Agenda digitale, poltrone & parole

Siamo il paese dell’innovazione a parole. Prendete l’Agenda digitale. È un grande obiettivo europeo ed è lo strumento attraverso il quale un paese diventa digitale ed entra nel futuro. Migliora i servizi, crea posti di lavoro, rilancia l’economia. Il governo Monti nel novembre 2011 annunciò subito che era “una priorità”. Alla fine di gennaio del 2012 venne formata “cabina di regia” con sei ministri incaricati di riempirla di contenuti.
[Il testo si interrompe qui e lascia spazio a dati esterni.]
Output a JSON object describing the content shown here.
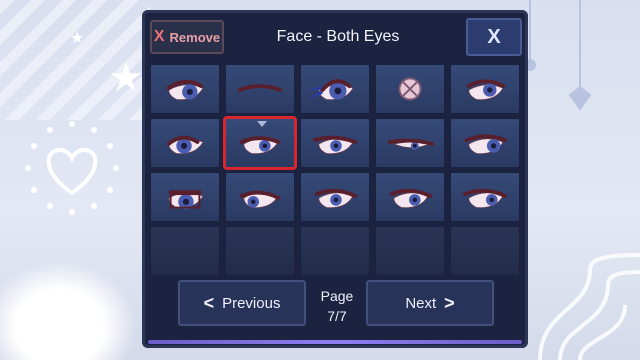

Avrebbe dovuto essere pronta per giugno, la scadenza venne bucata ma in compenso venne annunciato che sulle ceneri di tre dipartimenti diversamente inutili il governo istituiva una Agenzia Digitale che avrebbe avuto i mezzi per realizzare gli obiettivi indicati dalla cabina.
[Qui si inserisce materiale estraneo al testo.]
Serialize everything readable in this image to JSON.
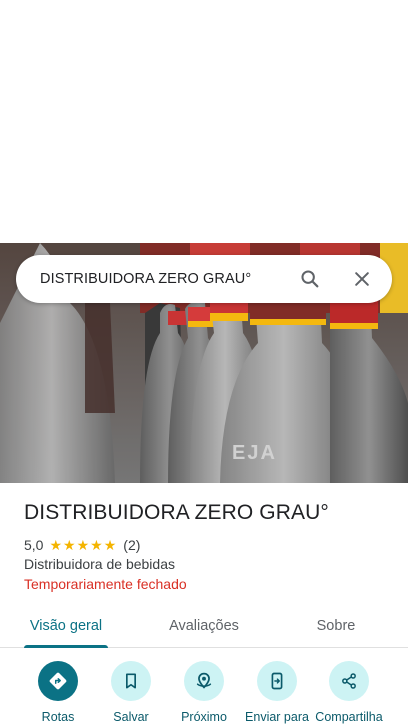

L’estate è trascorsa aspettando di sapere il nome del direttore generale dell’Agenzia. Alla fine di ottobre del 2012 è stato nominato Agostino Ragosa, già alto dirigente delle Poste, prossimo alla pensione e con tanta esperienza alle spalle. Ragosa in realtà è stato nominato “commissario” in attesa di diventare “direttore generale” quando lo statuto della nuova agenzia fosse stato approvato. Di lì a poco alcune delle indicazioni della cabina di regia sono state recepite da uno dei provvedimenti del governo per la crescita: tutte cose che senza decreti attuativi hanno poco senso ma meglio di nulla. A febbraio uno degli ultimi atti del governo Monti è stata la nomina di Ragosa, firmata dai ministri Passera e Profumo, quale “digital champion”, una figura chiesta dal commissario europeo Neelie Kroes per evangelizzare i cittadini sulla importanza di Internet.
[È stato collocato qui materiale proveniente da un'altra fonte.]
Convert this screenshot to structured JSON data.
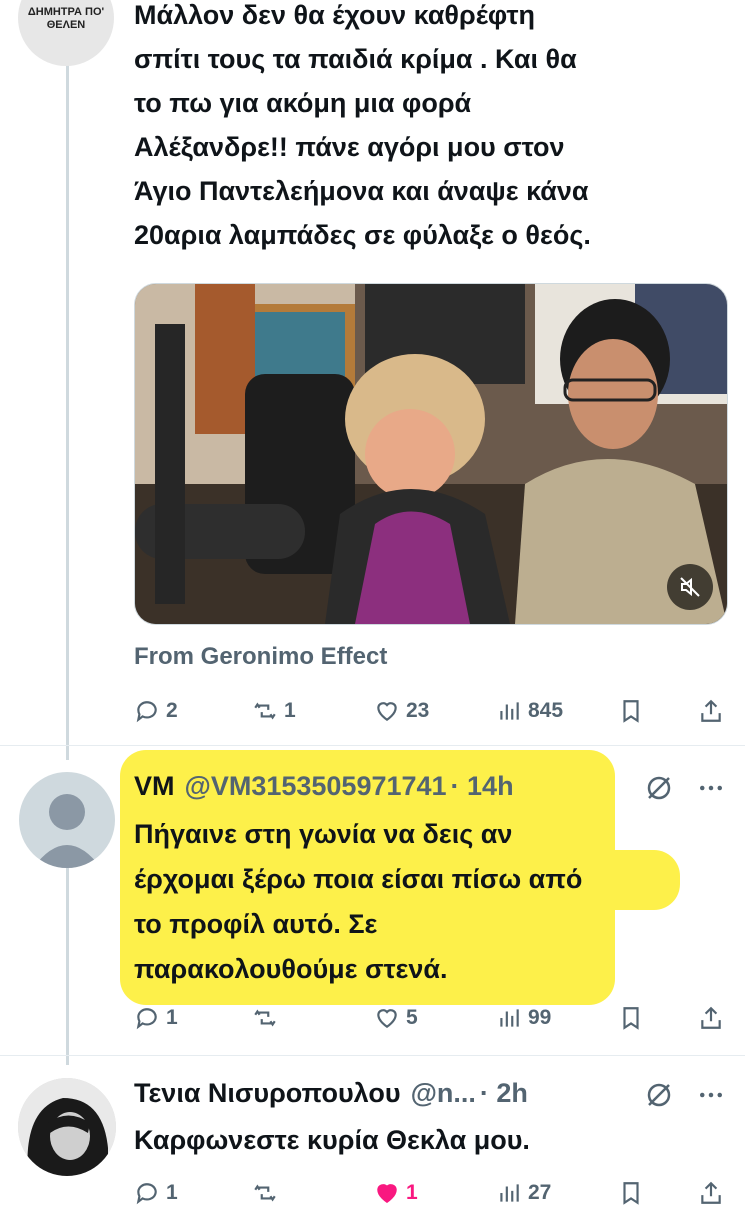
{
  "tweets": [
    {
      "author_badge_text": "ΔΗΜΗΤΡΑ ΠΟ' ΘΕΛΕΝ",
      "text_lines": [
        "Μάλλον δεν θα έχουν καθρέφτη",
        "σπίτι τους τα παιδιά κρίμα . Και θα",
        "το πω για ακόμη μια φορά",
        "Αλέξανδρε!! πάνε αγόρι μου στον",
        "Άγιο Παντελεήμονα και άναψε κάνα",
        "20αρια λαμπάδες σε φύλαξε ο θεός."
      ],
      "media_source": "From Geronimo Effect",
      "replies": "2",
      "retweets": "1",
      "likes": "23",
      "views": "845"
    },
    {
      "name": "VM",
      "handle": "@VM3153505971741",
      "time": "· 14h",
      "text_lines": [
        "Πήγαινε στη γωνία να δεις αν",
        "έρχομαι ξέρω ποια είσαι πίσω από",
        "το προφίλ αυτό. Σε",
        "παρακολουθούμε στενά."
      ],
      "replies": "1",
      "retweets": "",
      "likes": "5",
      "views": "99"
    },
    {
      "name": "Τενια Νισυροπουλου",
      "handle": "@n...",
      "time": "· 2h",
      "text_lines": [
        "Καρφωνεστε κυρία Θεκλα μου."
      ],
      "replies": "1",
      "retweets": "",
      "likes": "1",
      "views": "27"
    }
  ],
  "colors": {
    "highlight": "#fdf04a",
    "secondary_text": "#536471",
    "like_active": "#f91880"
  },
  "icons": {
    "reply": "reply-icon",
    "retweet": "retweet-icon",
    "like": "heart-icon",
    "views": "views-icon",
    "bookmark": "bookmark-icon",
    "share": "share-icon",
    "muted": "speaker-muted-icon",
    "more": "more-icon",
    "hidden": "hidden-reply-icon"
  }
}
È l’uomo giusto l’ottimo Ragosa per fare l’evangelist? Non c’è stato il tempo per dirselo perché quando sembrava che finalmente si potesse iniziare a lavorare ieri mattina il premier Enrico Letta ha nominato Francesco Caio “Mister Agenda Digitale”. Conosco piuttosto bene Caio: è un manager preparato e competente, sa di cosa parliamo insomma quando si parla di reti a banda larga (meno sul resto). Ma è amministratore delegato di un grande gruppo industriale come Avio, e quel posto giustamente lo tiene ben stretto anche perché l’incarico di Letta è gratuito e volontario. Praticamente una cosa da fare nel tempo libero. Ma l’Agenda Digitale non può essere un hobby. Ecco perché accanto a Caio è stato nominato un piccolo think tank che lo aiuterà: è composto da tre persone di indubbio valore come l’economista Francesco Sacco e il giornalista Luca De Biase oltre alla promotrice di veDrò, la conferenza dei “lettiani”, Benedetta Rizzo. Ma siamo sicuri che dopo tanto parlare ci fosse bisogno di altri thinkers, pensatori cioé, per l’Agenda digitale e non di makers, persone che fanno? In ogni caso auguri al mister e anche al champion e anche ai thinkers.
Sarà pure una priorità questa Agenda, ma per adesso ha creato solo poltrone e parole.